Modernism, at the beginning of the 20th century, gave character and brilliance to a plot constructed sometimes by discreet master builders. The social competition between the chocolate maker Amatller, the textile entrepreneur Batlló and the doctor Lleó i Morera was reflected by the architects Puig i Cadafalch, Gaudí and Domènech i Montaner, with their buildings in the block of discord. But the jewel in the crown would be the Pedrera, a residential building that Gaudí conceived as a wave of stone. It now houses an exhibition hall, a museum to understand its author and a magical rooftop.

That Passeig de Gràcia with great modernist works is still the same today. With many modifications and few architectural innovations. The modifications abound on the ground floors and on the cornice, leaving the bodies of the buildings almost as they were. The banks and cinemas from the mid-20th century have disappeared from the ground floors. They are replaced by franchises of global brands, with glass windows, shiny metal and lines of tourists waiting for a security guard to be kind enough to let them in and spend their money.

Among the modifications on the cornice, we will mention private lifts and hotel terraces. Removals have proliferated since the very rich want a pied à terre in Barcelona. Some are politely set back; others appear shamelessly on the street. Some blend in with the old façade; others, cubic like a large roof house for the doorman, are surrounded by palm trees.

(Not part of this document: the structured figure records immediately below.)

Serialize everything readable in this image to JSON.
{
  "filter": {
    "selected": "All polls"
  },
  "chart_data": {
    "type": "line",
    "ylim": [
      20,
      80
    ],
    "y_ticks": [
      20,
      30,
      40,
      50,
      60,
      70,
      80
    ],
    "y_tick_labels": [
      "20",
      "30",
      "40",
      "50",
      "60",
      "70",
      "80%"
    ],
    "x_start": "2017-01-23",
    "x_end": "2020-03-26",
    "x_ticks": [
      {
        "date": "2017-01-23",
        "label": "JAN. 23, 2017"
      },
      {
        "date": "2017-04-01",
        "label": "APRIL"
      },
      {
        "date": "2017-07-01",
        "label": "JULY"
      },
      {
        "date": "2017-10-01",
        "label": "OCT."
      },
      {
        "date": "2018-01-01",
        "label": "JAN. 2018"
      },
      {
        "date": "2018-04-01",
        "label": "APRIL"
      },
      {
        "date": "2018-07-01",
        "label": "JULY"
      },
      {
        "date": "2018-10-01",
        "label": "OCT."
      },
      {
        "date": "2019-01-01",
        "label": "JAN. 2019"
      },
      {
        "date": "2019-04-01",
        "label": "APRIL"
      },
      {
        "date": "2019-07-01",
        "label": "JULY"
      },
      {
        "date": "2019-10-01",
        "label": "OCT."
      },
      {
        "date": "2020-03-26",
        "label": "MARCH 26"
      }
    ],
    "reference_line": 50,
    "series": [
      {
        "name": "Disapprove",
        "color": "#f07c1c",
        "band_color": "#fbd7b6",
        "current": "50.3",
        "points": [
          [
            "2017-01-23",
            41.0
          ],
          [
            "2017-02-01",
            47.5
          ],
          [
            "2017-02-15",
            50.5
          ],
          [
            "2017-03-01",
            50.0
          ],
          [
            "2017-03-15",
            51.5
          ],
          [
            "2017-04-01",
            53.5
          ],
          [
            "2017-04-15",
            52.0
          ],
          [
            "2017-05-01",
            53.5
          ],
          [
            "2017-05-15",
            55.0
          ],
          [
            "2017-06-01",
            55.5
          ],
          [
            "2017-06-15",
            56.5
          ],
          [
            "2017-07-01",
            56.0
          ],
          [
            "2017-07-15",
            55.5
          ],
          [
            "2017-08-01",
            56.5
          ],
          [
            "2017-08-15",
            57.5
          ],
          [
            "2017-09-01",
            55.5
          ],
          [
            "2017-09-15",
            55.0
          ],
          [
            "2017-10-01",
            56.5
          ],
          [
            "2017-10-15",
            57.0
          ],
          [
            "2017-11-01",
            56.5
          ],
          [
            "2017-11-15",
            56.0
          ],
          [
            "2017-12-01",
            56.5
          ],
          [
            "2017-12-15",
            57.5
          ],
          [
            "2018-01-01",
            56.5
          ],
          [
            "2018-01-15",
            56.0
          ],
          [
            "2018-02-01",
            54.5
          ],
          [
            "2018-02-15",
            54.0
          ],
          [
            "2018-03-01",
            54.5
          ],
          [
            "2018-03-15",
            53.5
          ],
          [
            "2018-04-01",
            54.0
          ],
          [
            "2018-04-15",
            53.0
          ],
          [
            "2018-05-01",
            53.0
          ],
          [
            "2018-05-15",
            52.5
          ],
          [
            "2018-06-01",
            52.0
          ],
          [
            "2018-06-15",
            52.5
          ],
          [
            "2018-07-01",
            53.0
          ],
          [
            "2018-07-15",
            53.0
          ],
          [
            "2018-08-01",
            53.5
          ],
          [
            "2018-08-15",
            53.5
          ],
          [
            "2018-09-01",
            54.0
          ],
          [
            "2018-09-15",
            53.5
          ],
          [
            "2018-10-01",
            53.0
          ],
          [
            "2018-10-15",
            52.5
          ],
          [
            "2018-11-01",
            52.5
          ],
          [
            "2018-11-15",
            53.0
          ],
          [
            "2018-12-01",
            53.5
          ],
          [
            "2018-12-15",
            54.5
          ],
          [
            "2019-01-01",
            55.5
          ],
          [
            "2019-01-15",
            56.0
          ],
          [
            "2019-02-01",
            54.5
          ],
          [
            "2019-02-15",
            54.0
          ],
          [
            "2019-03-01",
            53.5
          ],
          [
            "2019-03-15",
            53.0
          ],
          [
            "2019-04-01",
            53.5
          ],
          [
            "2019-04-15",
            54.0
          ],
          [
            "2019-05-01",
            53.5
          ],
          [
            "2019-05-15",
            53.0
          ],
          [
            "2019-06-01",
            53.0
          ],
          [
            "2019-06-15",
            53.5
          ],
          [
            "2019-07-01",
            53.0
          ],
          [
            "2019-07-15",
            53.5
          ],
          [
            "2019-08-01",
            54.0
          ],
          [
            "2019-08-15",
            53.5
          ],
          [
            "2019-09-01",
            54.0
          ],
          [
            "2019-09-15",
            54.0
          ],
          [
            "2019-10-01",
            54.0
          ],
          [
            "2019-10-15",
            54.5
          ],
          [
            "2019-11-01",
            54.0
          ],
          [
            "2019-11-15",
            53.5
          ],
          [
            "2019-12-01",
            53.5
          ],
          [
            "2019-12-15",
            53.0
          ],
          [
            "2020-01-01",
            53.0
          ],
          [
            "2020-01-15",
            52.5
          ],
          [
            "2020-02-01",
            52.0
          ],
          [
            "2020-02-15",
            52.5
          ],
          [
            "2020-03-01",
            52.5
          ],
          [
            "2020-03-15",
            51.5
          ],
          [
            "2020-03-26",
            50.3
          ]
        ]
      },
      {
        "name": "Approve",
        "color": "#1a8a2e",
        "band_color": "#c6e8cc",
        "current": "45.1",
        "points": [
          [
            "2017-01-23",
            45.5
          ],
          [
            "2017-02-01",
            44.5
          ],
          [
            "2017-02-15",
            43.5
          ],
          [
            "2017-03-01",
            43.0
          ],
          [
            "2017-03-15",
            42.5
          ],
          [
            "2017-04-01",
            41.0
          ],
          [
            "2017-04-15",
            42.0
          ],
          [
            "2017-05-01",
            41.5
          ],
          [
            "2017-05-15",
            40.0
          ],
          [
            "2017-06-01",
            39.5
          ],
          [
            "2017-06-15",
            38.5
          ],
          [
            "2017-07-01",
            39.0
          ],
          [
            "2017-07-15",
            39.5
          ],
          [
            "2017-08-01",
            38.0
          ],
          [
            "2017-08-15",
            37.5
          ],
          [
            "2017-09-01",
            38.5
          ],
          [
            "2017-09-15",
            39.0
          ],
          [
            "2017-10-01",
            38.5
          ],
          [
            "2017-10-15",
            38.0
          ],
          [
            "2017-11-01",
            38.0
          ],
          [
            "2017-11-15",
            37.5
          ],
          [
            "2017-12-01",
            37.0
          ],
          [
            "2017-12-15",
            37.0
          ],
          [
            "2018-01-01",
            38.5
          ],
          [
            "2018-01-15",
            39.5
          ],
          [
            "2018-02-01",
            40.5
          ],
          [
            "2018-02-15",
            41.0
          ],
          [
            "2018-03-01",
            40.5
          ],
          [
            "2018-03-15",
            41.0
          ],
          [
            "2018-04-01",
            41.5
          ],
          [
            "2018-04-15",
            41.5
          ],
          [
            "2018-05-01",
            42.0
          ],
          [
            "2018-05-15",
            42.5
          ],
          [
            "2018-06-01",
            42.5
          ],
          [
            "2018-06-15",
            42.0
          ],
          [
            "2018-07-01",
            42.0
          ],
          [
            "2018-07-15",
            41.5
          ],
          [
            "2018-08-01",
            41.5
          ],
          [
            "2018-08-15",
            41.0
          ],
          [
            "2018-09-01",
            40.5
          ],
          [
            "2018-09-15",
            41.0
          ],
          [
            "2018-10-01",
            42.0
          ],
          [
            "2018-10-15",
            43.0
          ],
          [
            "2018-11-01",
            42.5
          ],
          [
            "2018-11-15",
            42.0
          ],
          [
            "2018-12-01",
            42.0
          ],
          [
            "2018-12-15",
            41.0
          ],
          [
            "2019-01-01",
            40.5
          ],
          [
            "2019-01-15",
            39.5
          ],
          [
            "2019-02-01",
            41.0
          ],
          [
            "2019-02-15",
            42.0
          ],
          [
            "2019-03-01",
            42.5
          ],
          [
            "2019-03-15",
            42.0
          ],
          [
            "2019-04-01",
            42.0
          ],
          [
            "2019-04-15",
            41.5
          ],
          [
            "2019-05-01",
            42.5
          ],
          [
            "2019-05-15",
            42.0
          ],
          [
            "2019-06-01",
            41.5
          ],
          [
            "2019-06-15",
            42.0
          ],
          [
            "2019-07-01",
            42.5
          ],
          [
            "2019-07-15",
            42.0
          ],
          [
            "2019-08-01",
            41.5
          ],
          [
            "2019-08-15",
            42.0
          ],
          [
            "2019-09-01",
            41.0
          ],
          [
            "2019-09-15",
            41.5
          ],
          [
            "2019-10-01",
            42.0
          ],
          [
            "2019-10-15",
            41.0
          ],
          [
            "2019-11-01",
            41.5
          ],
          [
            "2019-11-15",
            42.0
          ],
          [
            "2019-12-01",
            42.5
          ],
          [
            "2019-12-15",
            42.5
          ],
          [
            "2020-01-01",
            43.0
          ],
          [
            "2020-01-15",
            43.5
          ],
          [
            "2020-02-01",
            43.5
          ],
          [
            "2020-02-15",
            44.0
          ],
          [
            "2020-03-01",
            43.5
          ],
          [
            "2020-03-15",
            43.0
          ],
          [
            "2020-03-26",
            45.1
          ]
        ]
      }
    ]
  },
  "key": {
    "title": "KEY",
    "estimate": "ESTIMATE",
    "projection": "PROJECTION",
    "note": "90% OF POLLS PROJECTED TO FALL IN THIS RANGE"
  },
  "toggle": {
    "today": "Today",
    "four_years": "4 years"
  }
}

In addition to this old architecture so thoroughly, Passeig de Gràcia has incorporated new features. Like the Mandarin apartments and Casa Seat, work on Diagonal by Carlos Ferrater (so is the one on the corner of Rosselló). Or, near La Pedrera, the supposed tribute that Toyo Ito pays him: a mask to cover a previously ugly facade; another wave, this one metallic. We would be in a bad way if these taxes were multiplied, without the subtlety of the neighboring Banca Catalana de Tous i Fargas.

Modernist, contemporary or renovated - like Casa Pascual y Pons, by Enric Sagnier, which preserves its exterior appearance, but now houses 500 Apple employees; or like the Roca Jewelry, signed by Josep Lluís Sert in 1934, which was later occupied by Rolex and soon, Swatch, and having lost its aristocratic, bourgeois, banking or film-loving profile, the architecture is what sustains the character of Passeig de Gràcia. Another thing would be if it still stands as a great street.

In 1995, urban planner Allan Jacobs included Passeig de Gràcia in his work Great Streets, which selected the best streets in the world. Because - according to him - every great street is a place where you want to spend time, live, play and work, since the best streets are those that bring people together. Can that be said for much longer about a Paseo de Gràcia reduced to a tourist attraction?